Christian Thielemann isn't just popular with audiences generally - important when up to 20% of Festival seats have remained empty in recent years. He's also a former protege of the Festival's founder, Herbert von Karajan, and a fellow torchbearer for the traditional Austro-German repertoire done in the traditional Austro-German style.
These points weigh heavily with the patrons, a surprisingly large number of whom have visited year after year, some going right back to the Karajan days. The press are fond of characterising the Easter Festival audience as wealthy and clueless, but the few I've met on my own visits have been passionate and knowledgeable music lovers, albeit of unadventurous tastes.
What's more, the orchestra Thielemann would bring is the Dresden Staatskapelle, who, unlike the Berlin Philharmonic, perform opera regularly in their role as house band for the Semperoper Dresden. After a degree of criticism for the Berliner's role in this year's Salome, this experience wouldn't come amiss.

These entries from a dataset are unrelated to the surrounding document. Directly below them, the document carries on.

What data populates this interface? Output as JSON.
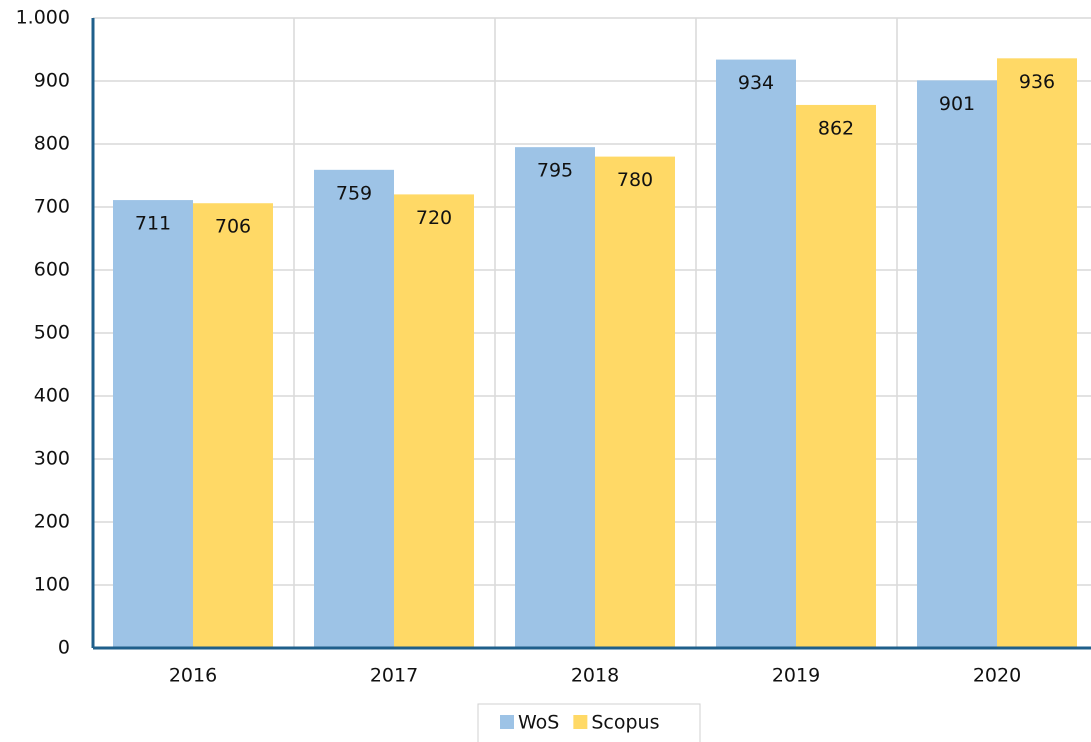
{
  "chart_data": {
    "type": "bar",
    "categories": [
      "2016",
      "2017",
      "2018",
      "2019",
      "2020"
    ],
    "series": [
      {
        "name": "WoS",
        "color": "#9dc3e6",
        "values": [
          711,
          759,
          795,
          934,
          901
        ]
      },
      {
        "name": "Scopus",
        "color": "#ffd966",
        "values": [
          706,
          720,
          780,
          862,
          936
        ]
      }
    ],
    "ylim": [
      0,
      1000
    ],
    "yticks": [
      0,
      100,
      200,
      300,
      400,
      500,
      600,
      700,
      800,
      900,
      {
        "value": 1000,
        "label": "1.000"
      }
    ],
    "grid": true,
    "legend": "bottom"
  }
}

The main sticking point is Thielemann's pre-existing commitment to conduct a new production of Lohengrin in Vienna around Easter 2014. Normally, that wouldn't be a big deal - conductor drops out with three years' notice, just get another conductor.
The problem in this case is that the shelving of Barrie Kosky's fairly recent (and admittedly hideous) production to make way for the new one is largely at Thielemann's instigation. Had he been willing to tolerate the inanities and ugliness, it's conceivable Vienna wouldn't have gone to the expense of a new show.
Yes, they really want him that much, as Franz Welser-Möst confirmed last week. In Vienna, a star conductor means as much as a star singer might elsewhere. Whether Welser-Möst will be satisfied with a Rosenkavalier instead, as rumoured in the Austrian press, remains to be seen.